ReadStat icon indicating copy to clipboard operation
ReadStat copied to clipboard

Feature Request: Support for SAS CPORT Files

Open billdenney opened this issue 6 years ago • 1 comments

I don't control the file type that I receive, and sometimes I get SAS CPORT files with the .xpt extension suggesting inaccurately that they are XPORT files (ref tidyverse/haven#453). It would be helpful if ReadStat could read CPORT files (or if not read them, at least give an informative error message that they are CPORT to point the user to the solution of resaving as XPORT).

billdenney avatar Jul 22 '19 12:07 billdenney

Like several others, I have just lost a day digging into this same situation. I was not able to find any code out there that reads CPORT files (I went through the source code of them all). Further digging shows that while SAS publishes the details needed to parse XPORT files, they do not do so for CPORT files. This post from the Library of Congress also states that CPORT is a proprietary format (as do other old blogs from folks quoting the FDA).

After digging through a CPORT with a hex editor, I don't think it would be terribly difficult to reverse engineer the format. I don't currently have the time. However, I agree it would be a nice addition for libraries to detect CPORT files and give a better warning.
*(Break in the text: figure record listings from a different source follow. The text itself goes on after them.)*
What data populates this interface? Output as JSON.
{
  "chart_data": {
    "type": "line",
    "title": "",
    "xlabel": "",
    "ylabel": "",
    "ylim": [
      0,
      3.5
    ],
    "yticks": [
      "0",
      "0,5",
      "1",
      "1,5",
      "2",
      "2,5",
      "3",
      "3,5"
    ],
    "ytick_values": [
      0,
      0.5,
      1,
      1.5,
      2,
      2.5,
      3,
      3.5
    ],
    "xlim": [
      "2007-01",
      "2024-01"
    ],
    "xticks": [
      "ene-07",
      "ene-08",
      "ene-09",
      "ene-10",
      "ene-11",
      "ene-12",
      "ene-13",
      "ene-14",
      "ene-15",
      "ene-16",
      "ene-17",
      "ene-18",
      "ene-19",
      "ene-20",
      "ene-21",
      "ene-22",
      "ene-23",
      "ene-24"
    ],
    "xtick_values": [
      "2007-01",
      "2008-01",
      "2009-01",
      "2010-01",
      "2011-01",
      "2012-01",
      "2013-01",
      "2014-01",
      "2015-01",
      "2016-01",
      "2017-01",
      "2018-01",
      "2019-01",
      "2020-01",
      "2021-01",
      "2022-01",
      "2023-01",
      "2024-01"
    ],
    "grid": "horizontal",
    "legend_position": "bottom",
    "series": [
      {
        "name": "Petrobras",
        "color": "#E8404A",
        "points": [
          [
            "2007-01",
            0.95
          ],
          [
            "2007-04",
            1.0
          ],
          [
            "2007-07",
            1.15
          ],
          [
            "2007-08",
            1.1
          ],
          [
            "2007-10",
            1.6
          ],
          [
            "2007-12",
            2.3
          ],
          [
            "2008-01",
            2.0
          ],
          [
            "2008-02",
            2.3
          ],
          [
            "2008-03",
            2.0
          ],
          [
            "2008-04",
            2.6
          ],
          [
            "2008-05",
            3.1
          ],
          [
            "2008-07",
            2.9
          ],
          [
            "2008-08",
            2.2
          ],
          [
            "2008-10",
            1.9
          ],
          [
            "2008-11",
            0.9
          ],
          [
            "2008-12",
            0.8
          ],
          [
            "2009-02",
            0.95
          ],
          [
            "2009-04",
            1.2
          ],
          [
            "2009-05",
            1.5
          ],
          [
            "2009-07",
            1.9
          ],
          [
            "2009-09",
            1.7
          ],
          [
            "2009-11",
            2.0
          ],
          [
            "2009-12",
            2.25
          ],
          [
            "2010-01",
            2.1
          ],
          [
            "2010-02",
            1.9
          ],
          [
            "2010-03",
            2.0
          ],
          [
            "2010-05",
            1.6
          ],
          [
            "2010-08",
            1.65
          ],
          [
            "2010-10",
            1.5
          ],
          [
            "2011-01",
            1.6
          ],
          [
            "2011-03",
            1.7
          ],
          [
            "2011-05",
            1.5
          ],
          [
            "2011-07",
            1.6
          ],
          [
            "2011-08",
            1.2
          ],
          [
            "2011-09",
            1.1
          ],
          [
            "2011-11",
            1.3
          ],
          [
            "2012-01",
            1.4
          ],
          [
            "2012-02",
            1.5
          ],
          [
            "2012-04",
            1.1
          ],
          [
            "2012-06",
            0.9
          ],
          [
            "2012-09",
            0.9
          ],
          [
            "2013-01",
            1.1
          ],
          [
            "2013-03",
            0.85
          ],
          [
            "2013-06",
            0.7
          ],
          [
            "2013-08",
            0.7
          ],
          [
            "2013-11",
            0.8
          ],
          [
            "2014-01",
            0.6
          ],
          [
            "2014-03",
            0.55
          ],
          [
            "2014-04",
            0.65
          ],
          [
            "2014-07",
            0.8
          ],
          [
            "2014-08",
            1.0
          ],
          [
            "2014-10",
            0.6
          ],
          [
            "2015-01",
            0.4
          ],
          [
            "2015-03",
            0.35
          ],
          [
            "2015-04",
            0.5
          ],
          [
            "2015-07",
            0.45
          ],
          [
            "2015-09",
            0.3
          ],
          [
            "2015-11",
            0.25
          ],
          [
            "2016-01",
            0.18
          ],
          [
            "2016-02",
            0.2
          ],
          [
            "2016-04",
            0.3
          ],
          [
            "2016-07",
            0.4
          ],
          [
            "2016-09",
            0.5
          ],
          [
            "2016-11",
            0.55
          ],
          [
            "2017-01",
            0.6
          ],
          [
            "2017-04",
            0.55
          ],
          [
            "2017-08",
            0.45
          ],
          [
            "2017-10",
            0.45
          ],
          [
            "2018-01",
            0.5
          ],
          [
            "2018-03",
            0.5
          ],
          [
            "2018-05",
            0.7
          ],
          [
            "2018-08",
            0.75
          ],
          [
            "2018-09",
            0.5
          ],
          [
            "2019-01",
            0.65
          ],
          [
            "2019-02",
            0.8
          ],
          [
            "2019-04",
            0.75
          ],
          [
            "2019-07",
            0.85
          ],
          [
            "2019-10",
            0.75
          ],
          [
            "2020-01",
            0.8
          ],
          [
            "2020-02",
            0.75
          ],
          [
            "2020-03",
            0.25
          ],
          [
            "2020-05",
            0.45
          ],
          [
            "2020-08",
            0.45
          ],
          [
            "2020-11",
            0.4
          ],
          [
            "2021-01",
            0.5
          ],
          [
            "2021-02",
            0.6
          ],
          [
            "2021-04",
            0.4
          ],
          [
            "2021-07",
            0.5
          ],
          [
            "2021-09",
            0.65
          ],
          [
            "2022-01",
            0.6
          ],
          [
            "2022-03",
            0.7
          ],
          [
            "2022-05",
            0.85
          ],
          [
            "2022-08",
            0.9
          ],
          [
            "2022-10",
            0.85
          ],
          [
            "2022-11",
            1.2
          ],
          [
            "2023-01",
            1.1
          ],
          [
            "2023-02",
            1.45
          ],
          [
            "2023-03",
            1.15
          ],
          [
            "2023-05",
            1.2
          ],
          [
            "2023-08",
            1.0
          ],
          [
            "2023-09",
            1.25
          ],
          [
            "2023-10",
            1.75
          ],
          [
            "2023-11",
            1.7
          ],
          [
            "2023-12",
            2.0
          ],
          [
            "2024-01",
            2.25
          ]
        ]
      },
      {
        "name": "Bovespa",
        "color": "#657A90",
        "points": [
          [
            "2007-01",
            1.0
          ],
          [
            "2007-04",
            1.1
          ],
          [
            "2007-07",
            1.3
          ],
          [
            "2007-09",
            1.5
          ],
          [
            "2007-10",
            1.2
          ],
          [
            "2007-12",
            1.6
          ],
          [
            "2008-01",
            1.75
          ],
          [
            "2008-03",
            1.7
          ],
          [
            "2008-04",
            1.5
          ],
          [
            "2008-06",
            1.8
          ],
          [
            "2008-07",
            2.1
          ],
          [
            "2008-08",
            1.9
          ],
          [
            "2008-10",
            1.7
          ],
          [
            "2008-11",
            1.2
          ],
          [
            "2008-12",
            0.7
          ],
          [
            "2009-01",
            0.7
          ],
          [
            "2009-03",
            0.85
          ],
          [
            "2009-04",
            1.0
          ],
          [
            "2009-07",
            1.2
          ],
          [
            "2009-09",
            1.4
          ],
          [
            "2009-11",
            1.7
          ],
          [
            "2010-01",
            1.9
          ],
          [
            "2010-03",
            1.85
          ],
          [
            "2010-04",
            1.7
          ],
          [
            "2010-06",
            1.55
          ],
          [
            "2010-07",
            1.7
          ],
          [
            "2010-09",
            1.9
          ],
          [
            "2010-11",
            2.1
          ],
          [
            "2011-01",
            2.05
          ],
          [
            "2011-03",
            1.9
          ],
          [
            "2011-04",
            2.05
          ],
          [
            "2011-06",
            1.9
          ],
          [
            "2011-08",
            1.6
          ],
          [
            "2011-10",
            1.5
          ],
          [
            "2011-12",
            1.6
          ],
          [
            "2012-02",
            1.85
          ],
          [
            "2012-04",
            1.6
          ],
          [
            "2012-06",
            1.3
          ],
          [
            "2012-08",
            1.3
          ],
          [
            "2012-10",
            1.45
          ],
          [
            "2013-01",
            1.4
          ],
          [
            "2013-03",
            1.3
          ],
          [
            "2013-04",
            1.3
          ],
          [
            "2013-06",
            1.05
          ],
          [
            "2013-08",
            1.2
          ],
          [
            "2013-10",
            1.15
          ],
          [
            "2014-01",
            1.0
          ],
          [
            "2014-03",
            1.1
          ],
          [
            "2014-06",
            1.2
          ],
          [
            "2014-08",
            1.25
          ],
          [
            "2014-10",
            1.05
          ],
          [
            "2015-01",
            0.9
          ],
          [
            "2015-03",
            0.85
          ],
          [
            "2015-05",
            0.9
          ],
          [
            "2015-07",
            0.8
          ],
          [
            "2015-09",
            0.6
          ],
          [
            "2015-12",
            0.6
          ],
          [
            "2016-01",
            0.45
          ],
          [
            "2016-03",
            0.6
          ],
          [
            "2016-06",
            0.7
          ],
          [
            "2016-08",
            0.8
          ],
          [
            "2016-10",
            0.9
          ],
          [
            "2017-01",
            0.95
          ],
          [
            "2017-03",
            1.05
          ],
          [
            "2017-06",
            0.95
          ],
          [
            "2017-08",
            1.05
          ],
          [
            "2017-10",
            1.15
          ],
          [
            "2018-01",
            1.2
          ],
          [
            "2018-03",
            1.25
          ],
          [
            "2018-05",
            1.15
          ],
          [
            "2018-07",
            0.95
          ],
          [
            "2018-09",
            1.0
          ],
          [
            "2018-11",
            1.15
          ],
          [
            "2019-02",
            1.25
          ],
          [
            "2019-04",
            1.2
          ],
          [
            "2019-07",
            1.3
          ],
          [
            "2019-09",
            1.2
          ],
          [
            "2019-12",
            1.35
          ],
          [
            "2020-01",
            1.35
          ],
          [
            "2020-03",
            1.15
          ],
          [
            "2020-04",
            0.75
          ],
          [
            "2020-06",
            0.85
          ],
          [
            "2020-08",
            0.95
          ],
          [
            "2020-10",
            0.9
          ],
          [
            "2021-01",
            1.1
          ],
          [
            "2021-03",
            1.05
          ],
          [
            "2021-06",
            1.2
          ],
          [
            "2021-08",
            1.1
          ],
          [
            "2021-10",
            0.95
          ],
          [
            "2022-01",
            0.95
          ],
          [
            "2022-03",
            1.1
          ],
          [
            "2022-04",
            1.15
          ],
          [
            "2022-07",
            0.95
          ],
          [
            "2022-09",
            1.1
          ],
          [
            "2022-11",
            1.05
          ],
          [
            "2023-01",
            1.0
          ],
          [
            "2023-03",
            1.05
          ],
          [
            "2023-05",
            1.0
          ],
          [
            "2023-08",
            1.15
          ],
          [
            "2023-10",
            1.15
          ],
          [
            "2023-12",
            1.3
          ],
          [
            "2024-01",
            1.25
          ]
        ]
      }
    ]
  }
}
The first 80 in the file contain the text (unless the option NOCOMPRESS was used): COMPRESSED COMPRESSED COMPRESSED COMPRESSED COMPRESSED****** Following this, the is a string of bytes that list the OS and SAS versions used to create the file: LIB CONTROL X64_SR12¼^F SAS9.4

These should be straight-forward to write code to detect. Ideally, someone who has access to SAS just needs to create a minimal file and post it for the authors to tests against. Sadly, I don't have a copy.

bghill avatar Aug 06 '21 14:08 bghill